Because for many years, Summercove was a very different place, centre of a glittering social whirl, and my grandparents were wealthy, successful, and it seemed as if they had the world at their feet. But then their daughter Cecily died, two months short of her sixteenth birthday, and my grandmother stopped painting. She shut up her studio, at the top of the house, and as far as I know she never went back. I learned from a very early age never to ask why. Never to mention Cecily’s name, even. There are no photos of her in the house, and no one ever talks about her. I know she died in 1963, and I know it was an accident of some kind, and I know Granny stopped painting after that, and that’s about it.

We’re going past Newbury, and the landscape is greener. There has been a lot of rain lately, and the rivers are swollen and brown under a grey sky. The fields are newly ploughed. A fast wind whips dead leaves over and around the train. I sit back and breathe out, feeling the nauseous knot of tension in my stomach start to slowly unravel, as a wave of something like calm washes over me. We are leaving London. We are getting closer.

Chapter Two

My grandparents met in 1941, at a concert at the National Gallery. When the war broke out, Granny was nineteen, studying at St Martin’s School of Art in London. She stayed there, despite her parents demanding she return to Cornwall. Not Frances, oh no. She volunteered to man the first-aid post near her digs in Bloomsbury, she was fire watch officer for St Martin’s, and when she had a spare hour, which was not many, she went to the National Gallery, around the corner from the college, to listen to Dame Myra Hess’s lunchtime concerts.

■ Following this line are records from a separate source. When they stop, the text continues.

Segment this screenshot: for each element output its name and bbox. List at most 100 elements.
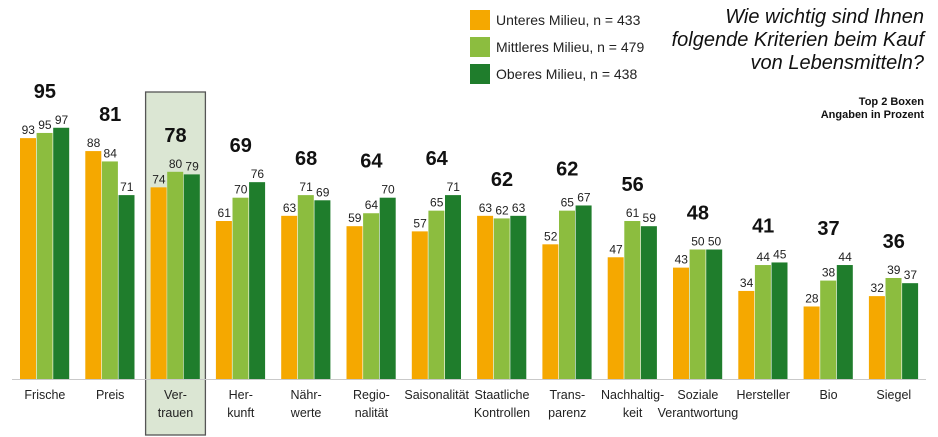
category-label: Ver-	[164, 388, 187, 402]
bar-nachhaltigkeit-2	[624, 221, 641, 379]
bar-herkunft-1	[215, 221, 232, 379]
data-label: 63	[479, 201, 493, 215]
data-label: 76	[251, 167, 265, 181]
data-label: 34	[740, 276, 754, 290]
category-label: kunft	[227, 406, 255, 420]
data-label: 59	[643, 211, 657, 225]
data-label: 50	[691, 235, 705, 249]
data-label: 43	[675, 253, 689, 267]
chart-note: Top 2 Boxen Angaben in Prozent	[821, 96, 924, 122]
data-label: 97	[55, 113, 69, 127]
bar-preis-1	[85, 151, 102, 379]
category-label: Nachhaltig-	[601, 388, 664, 402]
bar-bio-3	[836, 265, 853, 379]
bar-frische-3	[53, 127, 70, 380]
total-label: 68	[295, 148, 317, 170]
data-label: 37	[904, 268, 918, 282]
category-label: Staatliche	[475, 388, 530, 402]
category-label: Hersteller	[736, 388, 790, 402]
data-label: 74	[152, 172, 166, 186]
data-label: 61	[626, 206, 640, 220]
data-label: 71	[120, 180, 134, 194]
category-label: trauen	[158, 406, 193, 420]
total-label: 56	[621, 174, 643, 196]
legend-item-unteres: Unteres Milieu, n = 433	[470, 6, 644, 33]
legend-swatch-unteres	[470, 9, 490, 30]
bar-preis-2	[101, 161, 118, 379]
total-label: 62	[491, 169, 513, 191]
bar-nährwerte-1	[281, 215, 298, 379]
data-label: 63	[283, 201, 297, 215]
bar-transparenz-2	[559, 210, 575, 379]
data-label: 44	[757, 250, 771, 264]
bar-frische-1	[20, 138, 36, 379]
note-line-2: Angaben in Prozent	[820, 109, 924, 121]
legend-item-oberes: Oberes Milieu, n = 438	[470, 60, 644, 87]
data-label: 61	[218, 206, 232, 220]
data-label: 45	[773, 247, 787, 261]
legend-label-unteres: Unteres Milieu, n = 433	[496, 11, 641, 28]
legend-item-mittleres: Mittleres Milieu, n = 479	[470, 33, 644, 60]
data-label: 65	[561, 196, 575, 210]
bar-staatlichekontrollen-1	[477, 215, 494, 379]
category-label: Bio	[819, 388, 837, 402]
total-label: 81	[99, 104, 121, 126]
bar-siegel-2	[885, 277, 902, 379]
bar-nachhaltigkeit-1	[607, 257, 624, 379]
total-label: 64	[360, 151, 383, 173]
data-label: 70	[381, 183, 395, 197]
category-label: Her-	[229, 388, 253, 402]
bar-regionalität-1	[346, 226, 363, 379]
data-label: 44	[838, 250, 852, 264]
bar-vertrauen-3	[183, 174, 200, 379]
total-label: 48	[687, 203, 709, 225]
data-label: 88	[87, 136, 101, 150]
bar-staatlichekontrollen-3	[510, 215, 527, 379]
legend: Unteres Milieu, n = 433 Mittleres Milieu…	[470, 6, 644, 87]
bar-bio-1	[803, 306, 820, 379]
data-label: 50	[708, 235, 722, 249]
bar-hersteller-2	[754, 265, 771, 379]
total-label: 64	[426, 148, 449, 170]
category-label: Preis	[96, 388, 124, 402]
bar-frische-2	[36, 132, 53, 379]
bar-sozialeverantwortung-3	[706, 249, 723, 379]
data-label: 52	[544, 229, 558, 243]
data-label: 93	[22, 123, 36, 137]
data-label: 65	[430, 196, 444, 210]
category-label: Saisonalität	[404, 388, 469, 402]
bar-transparenz-1	[542, 244, 559, 379]
data-label: 71	[299, 180, 313, 194]
bar-nährwerte-2	[297, 195, 314, 379]
data-label: 32	[871, 281, 885, 295]
bar-nachhaltigkeit-3	[640, 226, 657, 379]
data-label: 63	[512, 201, 526, 215]
bar-saisonalität-2	[428, 210, 445, 379]
chart-title: Wie wichtig sind Ihnen folgende Kriterie…	[671, 6, 924, 74]
bar-vertrauen-2	[167, 171, 184, 379]
total-label: 37	[817, 218, 839, 240]
data-label: 84	[104, 146, 118, 160]
note-line-1: Top 2 Boxen	[858, 96, 924, 108]
bar-staatlichekontrollen-2	[493, 218, 510, 379]
category-label: Soziale	[677, 388, 718, 402]
legend-label-mittleres: Mittleres Milieu, n = 479	[496, 38, 645, 55]
bar-herkunft-2	[232, 197, 249, 379]
data-label: 57	[413, 216, 427, 230]
category-label: parenz	[548, 406, 586, 420]
data-label: 64	[365, 198, 379, 212]
bar-saisonalität-1	[411, 231, 428, 379]
bar-saisonalität-3	[445, 195, 461, 379]
bar-sozialeverantwortung-2	[689, 249, 706, 379]
category-label: werte	[290, 406, 322, 420]
bar-transparenz-3	[575, 205, 592, 379]
category-label: Nähr-	[290, 388, 321, 402]
data-label: 95	[38, 118, 52, 132]
legend-label-oberes: Oberes Milieu, n = 438	[496, 65, 638, 82]
bar-herkunft-3	[249, 182, 266, 379]
bar-hersteller-3	[771, 262, 788, 379]
legend-swatch-oberes	[470, 63, 490, 84]
category-label: Verantwortung	[658, 406, 739, 420]
data-label: 59	[348, 211, 362, 225]
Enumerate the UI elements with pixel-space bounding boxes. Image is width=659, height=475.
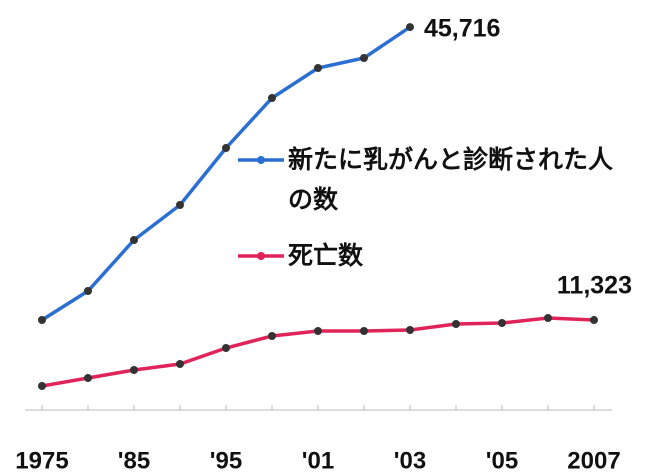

Arvind (we have always called him that, Jay and I don’t know why except he’s not someone you’d ever think of calling ‘Grandad’, much less ‘Gramps’) was born in the ancient Mughal city of Lahore, in 1919. His father, a Punjabi Hindu, was a teacher at Aitchison College, an exclusive school for sons of maharajahs and landowners, so Arvind was entitled to a place there. Arvind was brilliant. So brilliant that the headteacher wrote to various dignitaries, and to people in England, and after two years of studying philosophy at Lahore’s Government College (there’s a photo of his matriculation on the wall of his study, rows of serious-looking young men with arms crossed and neat cowlicks), Arvind was given a postgraduate scholarship to Cambridge, and it was on a research trip to London during the height of the Blitz in 1941 that he wandered into the National Gallery.